Redacción (Domingo, 04-08-2019, Gaudium Press) Siempre en la punta de lanza del combate por la fe -pero no en el mundo platónico de las meras ideas sino en el mundo real donde circulan las malas ideas- era común que Plinio Corrêa de Oliveira enfrentase clichés, estereotipos, tipos humanos e ideas dominantes que en el fondo eran vehículos del mundo, demonio y carne para difundir su nauseabundo espíritu.
Como cuando en el «Legionario» de 1934, y teniendo sólo 26 años, el Dr. Plinio denunciaba y desmontaba la ridícula figura que se quería establecer de la varonilidad y erguía en contraposición la estatua del varón católico, de la cual fue él eximio ejemplo.
Era el pseudo-varón de entonces -cómo en líneas generales todavía siendo para muchos en nuestros días, aunque este varón cada vez más es eclipsado por el indefinido andrógino- alguien sumergido en el exceso del libertinaje, «en los atrevimientos impúdicos de las aventuras equívocas, en el orgullo vanidoso y estúpido de su inteligencia impía». Ese hombre no debería cooperar con el establecimiento del orden general, sino que se debería «lanzar ciegamente contra todo freno y toda ley, desde que a esto lo impeliesen sus pasiones»: el hombre de la Revolución era el que más fuertemente hiciera primar en sí y en los otros sus pasiones.
San Ignacio, Museo del Santuario de Loyola Azpeitia, España |
En sentido diametralmente opuesto, el hombre católico y realmente viril era aquel formado por la «austeridad rígida de sus costumbres, por la operosidad incansable en sus deberes, por la sujeción inflexible de todas las turbulencias de su inteligencia y de todos los caprichos de su imaginación a la sublime disciplina espiritual de la Iglesia».
La energía desbocada del hombre de la Revolución, era en el hombre católico -según la mente del Dr.
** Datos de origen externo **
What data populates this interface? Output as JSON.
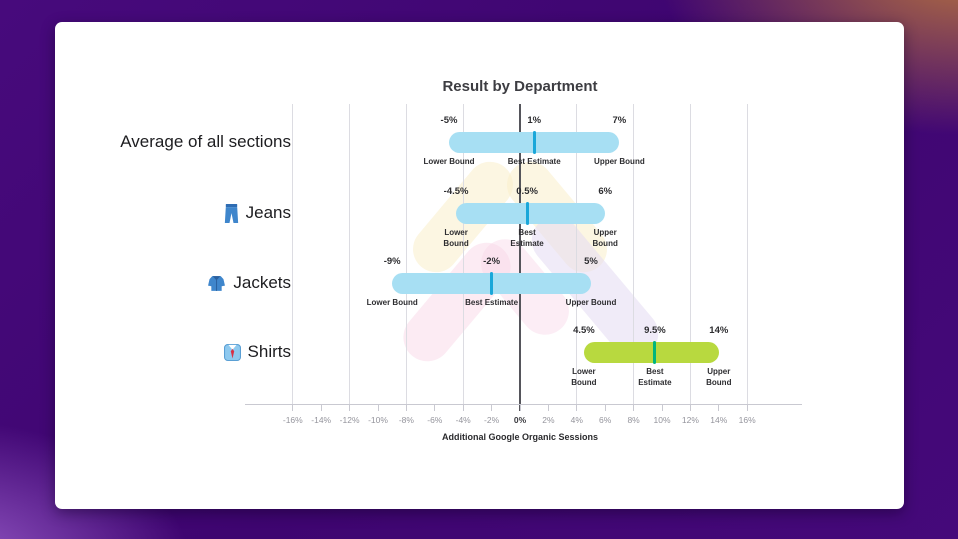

Plinio- no «un impulso desordenado de la voluntad, inmoderadamente atraído hacia algún objeto», sino «la dirección fuerte de la voluntad en el sentido de realizar los actos necesarios para la consecución del fin último que su inteligencia comprendió plenamente, y a la que plenamente adhirió su corazón». La voluntad del pseudo-hombre de la Revolución es como el agua de una represa que se rompió y que destruye todo a su paso pero que al poco tiempo termina su infeliz curso, mientras que la voluntad del hombre católico es la del río encauzado que nutre la presa, fecunda los campos, impulsa los buques, alimenta los hombres, y se choca fuerte contra la piedra también si es preciso.
Una de las características de la genialidad y la sabiduría son ese tipo de definiciones, o de enfoques de los problemas que, después de realizados, iluminan todo el panorama, explican todo, y dan lugar a posteriores análisis que entretanto no son sino coherentes desdoblamientos de lo ya comprendido. Con el tema de varonilidad y pseudo-varonilidad diríamos que ya quedó casi que todo resuelto, por el Dr. Plinio: Varón es el que consigue encausar y alimentar su energía para la consecución de meditados, copiosos y reales fines, particularmente los deberes que le impone su condición de varón; pseudo-varón es… pues solo eso, un ‘pseudo’, un falso, alguien que no consiguió ser verdadero varón, alguien que no construye sino que destruye, en una fútil y a veces bulliciosa pero siempre fugaz apariencia de realización.
San Ignacio fue más hombre cuando fue santo que cuando fue militar, construyó mucho más, ahí dejo un legado; incluso fue mejor ‘militar’ siendo santo que siendo soldado.
En ese sentido, y para no dejar el cuadro a medio pintar, la gran realización del verdadero varón católico es sobre todo la de su figura moral, la virtud propia que le es debida, la del hombre que cumplió su deber y particularmente la Ley de Dios, y que se moldeó de acuerdo a ese padrón. Pero esto, enseña la Iglesia, no es posible sin la ayuda de la gracia, sin la ayuda de Dios, que comúnmente se obtiene con la oración y los sacramentos.
Por ello, el verdadero hombre comienza sus faenas rodilla en tierra, las manos puestas y el corazón hacia lo alto diciendo: «Dame hoy Señor tu fuerza, porque sin ella pereceré, no seré hombre…».